Born Rolihlahla Dalibhunga Mandela on July 18, 1918 in the Eastern Cape region (a teacher would later give him the name Nelson) of South Africa, Mandela is most revered for leading a decades-long resistance struggle against White-minority rule in South Africa. Here he is pictured wearing traditional Xhosa garb as a young lawyer circa 1950.
Mandela and his then-wife Winnie Mandela play with their grandchild, Bambata, at their Soweto home in February 1990. They would separate two years later after Winnie was convicted of kidnapping and being an accessory to assault. Their divorce was finalized in 1993. “I part from my wife with no recriminations. I embrace her with all the love and affection I have nursed for her inside and outside of prison from the moment I first met her,” said Mandela in a statement.

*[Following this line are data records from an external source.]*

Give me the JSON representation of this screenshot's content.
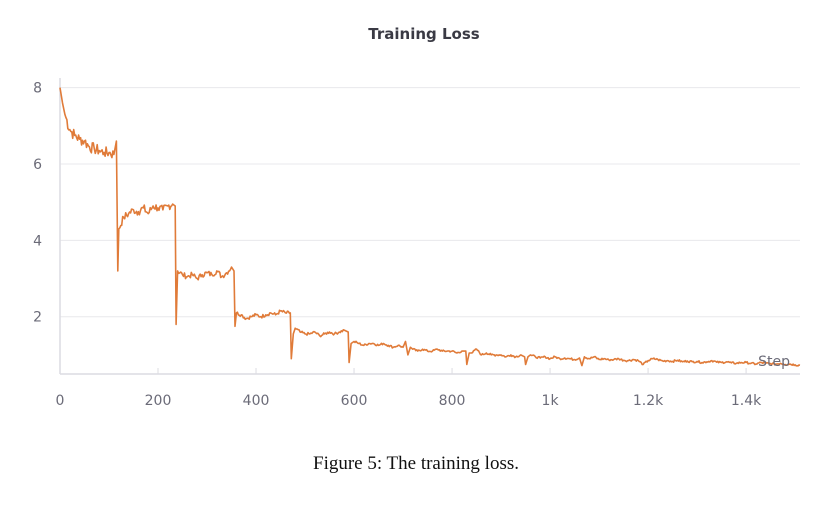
{
  "chart_data": {
    "type": "line",
    "title": "Training Loss",
    "xlabel": "Step",
    "ylabel": "",
    "xlim": [
      0,
      1510
    ],
    "ylim": [
      0.5,
      8.2
    ],
    "grid": true,
    "x_ticks": [
      0,
      200,
      400,
      600,
      800,
      1000,
      1200,
      1400
    ],
    "x_tick_labels": [
      "0",
      "200",
      "400",
      "600",
      "800",
      "1k",
      "1.2k",
      "1.4k"
    ],
    "y_ticks": [
      2,
      4,
      6,
      8
    ],
    "y_tick_labels": [
      "2",
      "4",
      "6",
      "8"
    ],
    "series": [
      {
        "name": "Training Loss",
        "color": "#e07b39",
        "points": [
          [
            0,
            8.0
          ],
          [
            5,
            7.6
          ],
          [
            10,
            7.3
          ],
          [
            20,
            6.9
          ],
          [
            30,
            6.75
          ],
          [
            40,
            6.65
          ],
          [
            50,
            6.6
          ],
          [
            60,
            6.45
          ],
          [
            70,
            6.4
          ],
          [
            80,
            6.35
          ],
          [
            90,
            6.3
          ],
          [
            100,
            6.3
          ],
          [
            110,
            6.25
          ],
          [
            115,
            6.6
          ],
          [
            118,
            3.2
          ],
          [
            120,
            4.3
          ],
          [
            130,
            4.6
          ],
          [
            140,
            4.7
          ],
          [
            150,
            4.8
          ],
          [
            160,
            4.75
          ],
          [
            170,
            4.85
          ],
          [
            180,
            4.7
          ],
          [
            190,
            4.9
          ],
          [
            200,
            4.85
          ],
          [
            210,
            4.8
          ],
          [
            220,
            4.9
          ],
          [
            230,
            4.95
          ],
          [
            235,
            4.9
          ],
          [
            237,
            1.8
          ],
          [
            240,
            3.2
          ],
          [
            250,
            3.1
          ],
          [
            260,
            3.05
          ],
          [
            270,
            3.1
          ],
          [
            280,
            3.0
          ],
          [
            290,
            3.1
          ],
          [
            300,
            3.15
          ],
          [
            310,
            3.1
          ],
          [
            320,
            3.2
          ],
          [
            330,
            3.05
          ],
          [
            340,
            3.15
          ],
          [
            350,
            3.3
          ],
          [
            355,
            3.2
          ],
          [
            357,
            1.75
          ],
          [
            360,
            2.1
          ],
          [
            370,
            2.05
          ],
          [
            380,
            1.95
          ],
          [
            390,
            2.0
          ],
          [
            400,
            2.05
          ],
          [
            410,
            2.0
          ],
          [
            420,
            2.05
          ],
          [
            430,
            2.1
          ],
          [
            440,
            2.05
          ],
          [
            450,
            2.15
          ],
          [
            460,
            2.1
          ],
          [
            470,
            2.1
          ],
          [
            472,
            0.9
          ],
          [
            476,
            1.55
          ],
          [
            480,
            1.7
          ],
          [
            490,
            1.6
          ],
          [
            500,
            1.55
          ],
          [
            510,
            1.55
          ],
          [
            520,
            1.6
          ],
          [
            530,
            1.5
          ],
          [
            540,
            1.55
          ],
          [
            550,
            1.6
          ],
          [
            560,
            1.55
          ],
          [
            570,
            1.6
          ],
          [
            580,
            1.65
          ],
          [
            588,
            1.6
          ],
          [
            590,
            0.8
          ],
          [
            594,
            1.3
          ],
          [
            600,
            1.35
          ],
          [
            610,
            1.3
          ],
          [
            620,
            1.25
          ],
          [
            630,
            1.3
          ],
          [
            640,
            1.3
          ],
          [
            650,
            1.25
          ],
          [
            660,
            1.3
          ],
          [
            670,
            1.25
          ],
          [
            680,
            1.2
          ],
          [
            690,
            1.25
          ],
          [
            700,
            1.2
          ],
          [
            705,
            1.35
          ],
          [
            710,
            1.0
          ],
          [
            715,
            1.2
          ],
          [
            720,
            1.15
          ],
          [
            730,
            1.1
          ],
          [
            740,
            1.15
          ],
          [
            750,
            1.1
          ],
          [
            760,
            1.1
          ],
          [
            770,
            1.15
          ],
          [
            780,
            1.1
          ],
          [
            790,
            1.1
          ],
          [
            800,
            1.1
          ],
          [
            810,
            1.05
          ],
          [
            820,
            1.1
          ],
          [
            828,
            1.1
          ],
          [
            830,
            0.75
          ],
          [
            835,
            1.05
          ],
          [
            840,
            1.05
          ],
          [
            850,
            1.15
          ],
          [
            860,
            1.0
          ],
          [
            870,
            1.05
          ],
          [
            880,
            1.0
          ],
          [
            890,
            1.0
          ],
          [
            900,
            1.0
          ],
          [
            910,
            0.95
          ],
          [
            920,
            1.0
          ],
          [
            930,
            0.95
          ],
          [
            940,
            1.0
          ],
          [
            948,
            0.95
          ],
          [
            950,
            0.75
          ],
          [
            955,
            0.95
          ],
          [
            960,
            1.0
          ],
          [
            970,
            0.95
          ],
          [
            980,
            0.92
          ],
          [
            990,
            0.95
          ],
          [
            1000,
            0.9
          ],
          [
            1010,
            0.95
          ],
          [
            1020,
            0.9
          ],
          [
            1030,
            0.92
          ],
          [
            1040,
            0.9
          ],
          [
            1050,
            0.88
          ],
          [
            1060,
            0.92
          ],
          [
            1065,
            0.72
          ],
          [
            1070,
            0.95
          ],
          [
            1080,
            0.9
          ],
          [
            1090,
            0.95
          ],
          [
            1100,
            0.88
          ],
          [
            1110,
            0.9
          ],
          [
            1120,
            0.87
          ],
          [
            1130,
            0.88
          ],
          [
            1140,
            0.9
          ],
          [
            1150,
            0.86
          ],
          [
            1160,
            0.85
          ],
          [
            1170,
            0.88
          ],
          [
            1180,
            0.85
          ],
          [
            1190,
            0.75
          ],
          [
            1200,
            0.85
          ],
          [
            1210,
            0.9
          ],
          [
            1220,
            0.88
          ],
          [
            1230,
            0.84
          ],
          [
            1240,
            0.85
          ],
          [
            1250,
            0.83
          ],
          [
            1260,
            0.86
          ],
          [
            1270,
            0.82
          ],
          [
            1280,
            0.84
          ],
          [
            1290,
            0.82
          ],
          [
            1300,
            0.83
          ],
          [
            1310,
            0.8
          ],
          [
            1320,
            0.82
          ],
          [
            1330,
            0.85
          ],
          [
            1340,
            0.81
          ],
          [
            1350,
            0.8
          ],
          [
            1360,
            0.82
          ],
          [
            1370,
            0.79
          ],
          [
            1380,
            0.78
          ],
          [
            1390,
            0.8
          ],
          [
            1400,
            0.8
          ],
          [
            1410,
            0.78
          ],
          [
            1420,
            0.76
          ],
          [
            1430,
            0.8
          ],
          [
            1440,
            0.78
          ],
          [
            1450,
            0.77
          ],
          [
            1460,
            0.76
          ],
          [
            1470,
            0.78
          ],
          [
            1480,
            0.75
          ],
          [
            1490,
            0.76
          ],
          [
            1500,
            0.74
          ],
          [
            1510,
            0.73
          ]
        ]
      }
    ]
  },
  "caption": "Figure 5: The training loss."
}
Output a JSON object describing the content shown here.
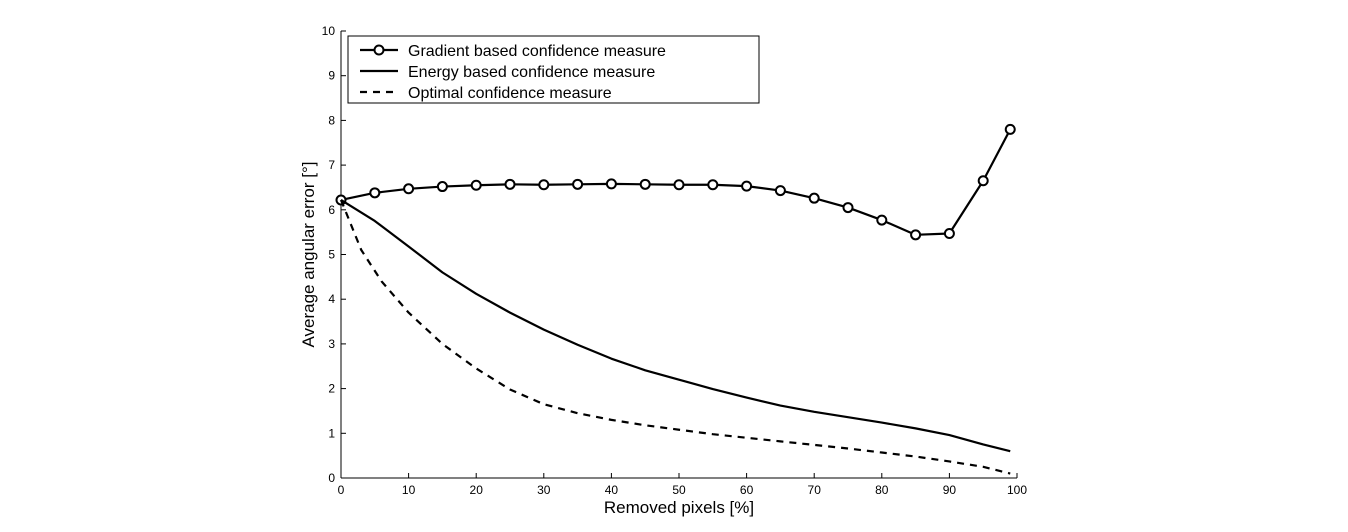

Mandela embraces American international pop-star Stevie Wonder in Pretoria at the presidential residence. Mandela praised Wonder for his involvement in anti-apartheid activities when the African National Congress was still a banned organization in South Africa.
Mandela talks with Pope John Paul II during a meeting at the Vatican in1998. Mandela thanked the Pope for the Catholic Church’s help in education and health care of black South Africans when the white minority government wrote them off as second-class citizens.
Mandela receives an 80th birthday kiss from his daughter Zinzi Mandela-Hlongwane and international supermodel Naomi Campbell, at the Skukuza Game Reserve in the North Province. In his address at a birthday lunch Mandela said ‘Birthdays are a time to celebrate our lives and today I would like us to do just that.’